In Today’s Deep Space Extra… U.S. Senate budget numbers for 2020 would increase NASA’s budget by $1.25 billion over 2019. Northrop Grumman is readying a cargo mission launch to the International Space Station (ISS) from NASA’s Wallops Island Flight Facility in Virginia early Saturday.
Human Space Exploration
Senate passes NASA appropriations bill
SpaceNews.com (11/1): The Senate passed a spending bill Oct. 31 that provides $22.75 billion for NASA in fiscal year 2020, but final agreement on funding for agency programs may still be weeks, if not months, away. On an 84–9 vote, the Senate approved a so-called “minibus” appropriations bill that combined several separate measures, including the commerce, justice and science (CJS) bill that funds NASA, NOAA and the National Science Foundation (NSF), among other agencies. The minibus also included the transportation, housing and urban development bill, which funds the Federal Aviation Administration’s (FAA) Office of Commercial Space Transportation.
3-2-1-Cookoff! Astronauts to bake cookies with new test oven
Coalition Member in the News – Northrop Grumman
Associated Press via New York Times (10/31): NanoRack’s Zero G Oven is among a four ton cargo mission to the six person International Space Station (ISS) set to launch Saturday atop a Northrop Grumman Antares rocket from NASA’s Wallops Flight Facility on Virginia’s eastern shore. The oven is among a substantial cargo of science experiments and crew provisions set to reach the Space Station early Monday. The Zero G Oven will help NASA offer astronauts an expanded menu as they prepare for an accelerated return to the surface of the Moon and once there prepare for missions to Mars. Liftoff Saturday is planned for 9:59 a.m., EDT. Other cargo includes spacewalk tools and equipment to repair the thermal control system of the Space Station’s Alpha Magnetic Spectrometer.
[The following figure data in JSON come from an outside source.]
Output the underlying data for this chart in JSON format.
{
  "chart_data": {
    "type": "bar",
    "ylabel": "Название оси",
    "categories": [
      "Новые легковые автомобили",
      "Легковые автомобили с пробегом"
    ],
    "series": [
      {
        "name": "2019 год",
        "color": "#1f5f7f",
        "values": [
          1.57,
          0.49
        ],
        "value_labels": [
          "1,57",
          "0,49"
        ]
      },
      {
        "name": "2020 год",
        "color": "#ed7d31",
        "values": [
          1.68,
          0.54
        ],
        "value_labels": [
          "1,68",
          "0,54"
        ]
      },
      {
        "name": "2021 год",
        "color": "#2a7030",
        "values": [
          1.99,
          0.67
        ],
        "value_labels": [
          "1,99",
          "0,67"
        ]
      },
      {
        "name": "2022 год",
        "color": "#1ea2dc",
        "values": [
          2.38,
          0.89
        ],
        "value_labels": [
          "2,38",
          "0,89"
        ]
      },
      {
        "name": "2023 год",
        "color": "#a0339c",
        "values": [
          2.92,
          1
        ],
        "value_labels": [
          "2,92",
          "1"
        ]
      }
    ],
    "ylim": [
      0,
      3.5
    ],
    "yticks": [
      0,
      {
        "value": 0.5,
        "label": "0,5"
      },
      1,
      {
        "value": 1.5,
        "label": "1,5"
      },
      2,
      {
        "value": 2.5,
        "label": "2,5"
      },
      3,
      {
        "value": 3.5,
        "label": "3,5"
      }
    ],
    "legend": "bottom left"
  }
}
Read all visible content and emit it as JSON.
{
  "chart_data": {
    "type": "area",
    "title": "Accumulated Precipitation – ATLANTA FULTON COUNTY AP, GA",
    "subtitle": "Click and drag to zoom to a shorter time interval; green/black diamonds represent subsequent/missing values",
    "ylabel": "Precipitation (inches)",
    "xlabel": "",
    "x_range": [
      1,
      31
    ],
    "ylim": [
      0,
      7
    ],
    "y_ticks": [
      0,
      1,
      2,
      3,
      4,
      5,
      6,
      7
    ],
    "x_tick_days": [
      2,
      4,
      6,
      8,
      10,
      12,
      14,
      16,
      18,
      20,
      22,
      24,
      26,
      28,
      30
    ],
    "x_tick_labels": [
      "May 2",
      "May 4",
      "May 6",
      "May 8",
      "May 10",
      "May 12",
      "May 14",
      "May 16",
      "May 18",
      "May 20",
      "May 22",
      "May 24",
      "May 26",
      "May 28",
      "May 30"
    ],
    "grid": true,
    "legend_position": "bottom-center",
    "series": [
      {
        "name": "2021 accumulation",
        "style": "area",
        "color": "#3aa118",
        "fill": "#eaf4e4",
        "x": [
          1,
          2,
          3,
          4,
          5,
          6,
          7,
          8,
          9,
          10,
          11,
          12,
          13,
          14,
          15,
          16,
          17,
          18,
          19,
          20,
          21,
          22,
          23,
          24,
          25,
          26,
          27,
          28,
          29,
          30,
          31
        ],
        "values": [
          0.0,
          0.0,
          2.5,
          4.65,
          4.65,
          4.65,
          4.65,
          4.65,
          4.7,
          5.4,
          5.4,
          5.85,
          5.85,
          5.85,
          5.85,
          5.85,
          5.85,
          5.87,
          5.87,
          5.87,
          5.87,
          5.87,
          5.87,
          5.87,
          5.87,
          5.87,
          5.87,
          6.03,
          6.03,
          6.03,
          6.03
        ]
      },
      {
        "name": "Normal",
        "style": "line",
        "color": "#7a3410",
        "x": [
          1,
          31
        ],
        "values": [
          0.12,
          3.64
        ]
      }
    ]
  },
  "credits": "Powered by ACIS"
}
Seeking transparency, NASA asks Boeing to livestream test of astronaut capsule
Coalition Member in the News – Boeing
Click Orlando.com (10/31): Boeing plans to join NASA in live streaming (www.nasa.gov/live) a critical test firing of the abort engines of the CST-100 Starliner, which is nearing certification to begin the scheduled transportation of astronauts to and from the International Space Station (ISS). The ground test at the White Sands Missile Range in New Mexico is planned for Monday during a three hour window that opens at 9 a.m., ET.
NASA is getting serious about an interstellar mission
Wired (10/31): At NASA’s behest, the Johns Hopkins University’s Applied Physics Lab is studying the launch of a possible interstellar mission, the first to send probes beyond the solar system since the NASA Voyager 1 and 2 missions were launched in 1977. The new Interstellar Probe would launch on a NASA Space Launch System rocket and seek to add a gravity assist at the sun or Jupiter to increase its velocity to more than 100,000 miles per hour and place it on a 50 year, 92 billion mile course to study the physics of space beyond the sun’s influence.
Why dead stars go boom: Scientists eye mechanism behind supernova explosions
Space.com (10/31): In search of for an explanation, astronomers turned their focus to Type 1A supernova, the explosion of aging white dwarf stars. The spectacular detonations have helped to reveal that an aging universe is expanding due to a still mysterious force called dark energy. A study led by a University of Connecticut researcher and published in the journal Science suggests the star’s density is a factor.
Cruz criticizes House for lack of action on commercial space legislation
SpaceNews.com (10/31): U.S. Sen Ted Cruz, chair of the U.S. Senate Space Subcommittee, offered criticism Thursday of his House counterparts for a reluctance to update commercial space regulations. The Senate measure would authorize the International Space Station (ISS) through 2030. Cruz spoke before a forum organized by the Air Line Pilots Association and the Commercial Spaceflight Federation on airspace issues for commercial launches.
China on pace to resume Long March 5 launches by end of year
Spaceflightnow.com (10/31): China is looking to late December for the return to flight of its Long March 5 heavy lift rocket, a propulsion source for launches of Mars rover and lunar sample return missions as well as the assembly of an orbital space station — the latter using the Long March 5B variant. The most recent flight of the Long March 5 in July 2017 with an experimental communications satellite ended in failure. The inaugural launch in 2016 was a success.